Há uma conhecida fórmula inglesa que costuma surgir em grande parte das análises como um dos sintomas de uma lenta modificação do campo literário: publish or perish. Glosada de diversas formas, talvez seja tempo, no entanto, de perceber que ela transporta consigo uma figura recente bastante interessante: o último escritor. Porque talvez já não se trate da necessidade de publicar incessantemente, sob pena de desaparecer o favor da crítica e dos leitores, mas de manter uma relação económica com o tempo, o último escritor é aquele que nada mais faz que não seja escrever – sendo isto, na realidade, o menos interessante.

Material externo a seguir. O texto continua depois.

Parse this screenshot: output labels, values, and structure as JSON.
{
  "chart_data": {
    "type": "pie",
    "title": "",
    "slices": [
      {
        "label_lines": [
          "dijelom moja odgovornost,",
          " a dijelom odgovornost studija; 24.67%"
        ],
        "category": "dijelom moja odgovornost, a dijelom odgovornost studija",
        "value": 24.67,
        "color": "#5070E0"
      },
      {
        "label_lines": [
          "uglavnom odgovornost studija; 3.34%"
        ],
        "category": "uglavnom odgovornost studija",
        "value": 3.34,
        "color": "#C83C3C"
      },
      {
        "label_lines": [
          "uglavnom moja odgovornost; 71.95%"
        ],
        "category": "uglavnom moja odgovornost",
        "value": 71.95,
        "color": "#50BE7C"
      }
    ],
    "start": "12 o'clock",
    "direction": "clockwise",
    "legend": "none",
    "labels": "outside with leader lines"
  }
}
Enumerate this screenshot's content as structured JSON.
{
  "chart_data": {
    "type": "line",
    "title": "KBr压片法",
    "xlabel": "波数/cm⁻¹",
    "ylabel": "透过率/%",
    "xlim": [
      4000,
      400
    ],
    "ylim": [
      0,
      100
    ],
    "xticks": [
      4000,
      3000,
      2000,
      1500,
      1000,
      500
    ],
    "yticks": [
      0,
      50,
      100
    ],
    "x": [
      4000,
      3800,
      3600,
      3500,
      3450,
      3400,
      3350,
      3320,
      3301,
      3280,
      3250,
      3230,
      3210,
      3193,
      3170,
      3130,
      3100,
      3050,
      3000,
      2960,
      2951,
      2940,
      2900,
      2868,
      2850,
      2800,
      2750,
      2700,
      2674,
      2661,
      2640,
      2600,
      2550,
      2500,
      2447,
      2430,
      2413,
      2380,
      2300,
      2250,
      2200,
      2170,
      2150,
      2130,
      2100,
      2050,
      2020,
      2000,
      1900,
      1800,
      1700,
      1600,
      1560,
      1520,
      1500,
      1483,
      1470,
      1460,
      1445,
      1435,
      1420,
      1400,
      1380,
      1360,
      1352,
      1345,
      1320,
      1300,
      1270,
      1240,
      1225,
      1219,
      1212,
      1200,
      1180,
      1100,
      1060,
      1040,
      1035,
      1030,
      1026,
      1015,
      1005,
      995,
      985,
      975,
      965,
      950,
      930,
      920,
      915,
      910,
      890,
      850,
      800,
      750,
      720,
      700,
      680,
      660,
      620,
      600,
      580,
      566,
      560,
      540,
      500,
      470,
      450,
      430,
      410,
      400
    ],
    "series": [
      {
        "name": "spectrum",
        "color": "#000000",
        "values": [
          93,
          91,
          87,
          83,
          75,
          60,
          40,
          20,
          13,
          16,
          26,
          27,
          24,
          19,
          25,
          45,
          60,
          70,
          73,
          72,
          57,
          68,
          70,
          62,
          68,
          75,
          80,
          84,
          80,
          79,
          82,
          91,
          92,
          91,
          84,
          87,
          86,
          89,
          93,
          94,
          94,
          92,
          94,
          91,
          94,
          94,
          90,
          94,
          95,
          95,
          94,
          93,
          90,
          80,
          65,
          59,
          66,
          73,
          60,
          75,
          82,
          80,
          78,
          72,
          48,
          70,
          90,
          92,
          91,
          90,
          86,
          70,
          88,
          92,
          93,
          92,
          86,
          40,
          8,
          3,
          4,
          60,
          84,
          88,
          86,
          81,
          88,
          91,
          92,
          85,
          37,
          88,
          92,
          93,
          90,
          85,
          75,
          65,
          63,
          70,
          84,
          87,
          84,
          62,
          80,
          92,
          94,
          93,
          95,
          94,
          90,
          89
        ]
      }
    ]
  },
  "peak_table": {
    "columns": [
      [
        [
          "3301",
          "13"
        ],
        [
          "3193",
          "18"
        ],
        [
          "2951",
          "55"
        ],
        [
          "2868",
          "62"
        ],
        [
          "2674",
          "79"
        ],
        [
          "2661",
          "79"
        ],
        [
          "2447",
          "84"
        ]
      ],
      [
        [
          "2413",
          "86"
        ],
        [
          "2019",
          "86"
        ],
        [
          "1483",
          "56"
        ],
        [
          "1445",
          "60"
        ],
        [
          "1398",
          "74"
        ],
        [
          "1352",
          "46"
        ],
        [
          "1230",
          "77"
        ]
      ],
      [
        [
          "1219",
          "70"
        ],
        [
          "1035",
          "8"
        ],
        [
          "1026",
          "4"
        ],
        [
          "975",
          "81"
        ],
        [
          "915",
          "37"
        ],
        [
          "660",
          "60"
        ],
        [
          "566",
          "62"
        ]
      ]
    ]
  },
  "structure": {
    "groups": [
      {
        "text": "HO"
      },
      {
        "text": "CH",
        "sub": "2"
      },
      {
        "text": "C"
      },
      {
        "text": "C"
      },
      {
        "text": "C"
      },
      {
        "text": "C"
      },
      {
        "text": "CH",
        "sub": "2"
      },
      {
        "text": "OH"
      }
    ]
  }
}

Quem ouça na formulação “último escritor” uma referência a Maurice Blanchot, um dos maiores nomes do pensamento do século XX, ficará, no entanto, decepcionado. Porque o escritor que já não escreve, que se retirou da escrita, cujo fantasma assombrou grande parte da produção literária moderna, cedeu o seu lugar ao escritor que está constantemente a escrever, mesmo que isso já não signifique nada de concreto – e não precisa de corresponder: o livro tornou-se, doravante, supérfluo. O silêncio intempestivo e eloquente daquela figura negativa, por sua vez, que correspondia a uma linha de fuga da obra e que, de certa forma, era ainda parte desta, desapareceu para dar lugar a uma tagarelice constante que se substitui a qualquer obra e que, na realidade, a torna redundante: já não é preciso publicar nada, basta saber gerir o tempo, prometer, para breve, uma outra obra, falar de novos “projectos” que estão aí, quase a chegar, na iminência de um futuro que se esgota na formulação da sua possibilidade.
É desta forma que o nosso último escritor é uma espécie de negativo, de figura reactiva que começa a ser desenhada, noutros locais, na década de 80 do século XX – já Lyotard diagnosticava essa doença, essa injunção a ser comunicável; e que podemos traçar, quase ponto por ponto, a contraposição entre ambas as figuras: de um lado, a maldade secreta, os fins inconfessáveis, que faz com que o poeta se torne “o amargo inimigo da figura do poeta”, que responda apenas a uma busca obscura; do outro, a bondade pública, a afirmação continuada da necessidade da literatura (mas quanta maldade há nesta bondade, quanto de inconfessável e vergonhoso ela não trai); de um lado, uma interrogação que faz com que cada livro “decida absolutamente dela” (da literatura), “longe dos géneros, fora das rúbricas”, do outro, a certeza de uma função – social, histórica, académica – que é necessário sublinhar e preencher; de um lado, uma certa pobreza e um certo vazio, uma fúria, uma solidão maldosa; do outro, um monstro bem educado e domesticado.
O último escritor, aquele que ultrapassou a necessidade da obra, é a literatura no seu estado de apoteose. Por um desses estranhos paradoxos, no momento em que ele não faz outra coisa que não seja escrever, a literatura, agora chamada ficção, coloca a publicação do lado do supérfluo. E isto inaugura toda uma nova economia onde o que mais importa é esta familiaridade, uma relação pessoal com o escritor – que se conhece, com quem se fala, a quem se pede a opinião. Como dizia uma reportagem há uns anos sobre uma mesa redonda com escritores num desses múltiplos festivais: “nem sequer se falou de livros”.